What’s currently missing? At a high level, an action plan for clean industry would pursue four additional avenues. First, a “Buy Clean” approach in which the federal government builds infrastructure with low-carbon materials and incentivizes other levels of government to do the same, thus increasing demand for competitively clean Canadian goods. Second, a landscape analysis of what a net-zero world needs and what Canada can supply. Third, investment and support for these well-positioned industries. And fourth and finally, when it comes to exports, Canada needs a rebrand.

We need to not only export low-carbon goods — but a new “Clean Canada” brand to the world. That won’t happen when pipelines keep dominating local headlines. If Canadians can’t see that their country is home to an abundance of clean energy and low-carbon goods, how can we expect other nations to notice? 

Canada’s updated climate plan is a promising start. In addition to pricing pollution, it invests in making industrial facilities cleaner while spurring the use of low-carbon fuels. 

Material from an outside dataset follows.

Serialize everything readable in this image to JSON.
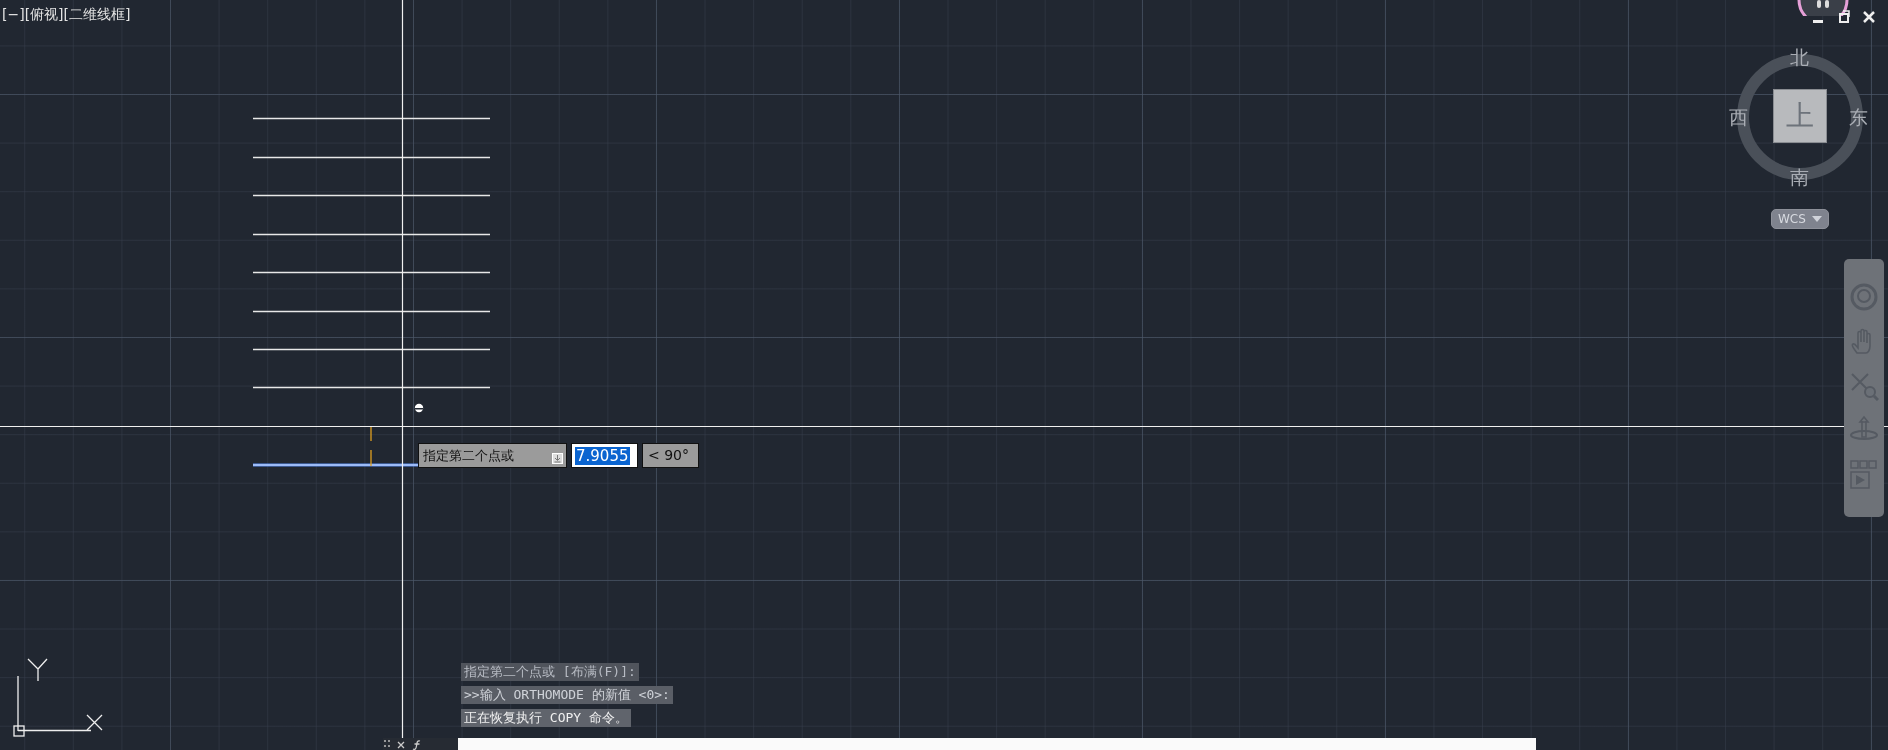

But U.S. President Joe Biden’s commitment to a clean electricity grid and zero-emission vehicles — along with the cancellation of the Keystone XL pipeline — should be a wake-up call that Canada needs to rethink its export opportunities. The new Roadmap for a Renewed U.S.-Canada Partnership, unveiled in February, similarly centres our shared climate ambitions. If we want Biden’s “Buy American” approach to include an asterisk beside Canada, we must adapt to what this new administration wants more of (clean energy and low-carbon goods) and what it wants less of (fossil fuels and emissions-intensive products).

Luckily, Canada is well-positioned to capitalize on what’s been called the green economy supercycle, where sustainably produced energy and mineral prices soar. The production of certain minerals could increase by nearly 500 per cent over the next three decades to meet growing demand for clean technologies, according to the World Bank Group. Global steel demand, meanwhile, is projected to increase by up to 55 per cent; Canadian steel and aluminum are among the world’s cleanest and could be cleaner. Mining companies such as Vancouver-based Teck are also global leaders in copper production, while Canada is the world’s fifth-largest nickel producer — both key metals for electrifying transportation. And Albertan companies like E3 Metals and Summit Nanotech are finding ways to recover lithium from oil and gas sites. 

But despite its relative advantages, heavy industry also represents a challenge in need of a solution: 11 per cent of Canada’s emissions come from heavy industry, and that’s excluding oil and gas (which by itself represents just over a quarter of all emissions in Canada). 

Canada is one of 127 countries — together responsible for 63 per cent of global emissions — that have adopted or are considering net-zero targets. Alongside these national commitments, companies and investors are announcing their own net-zero goals. In short, the climate signal and the market signal are rapidly becoming one and the same.

And whether seen through a lens of climate action or economic resilience, heavy industry is the next frontier we must navigate.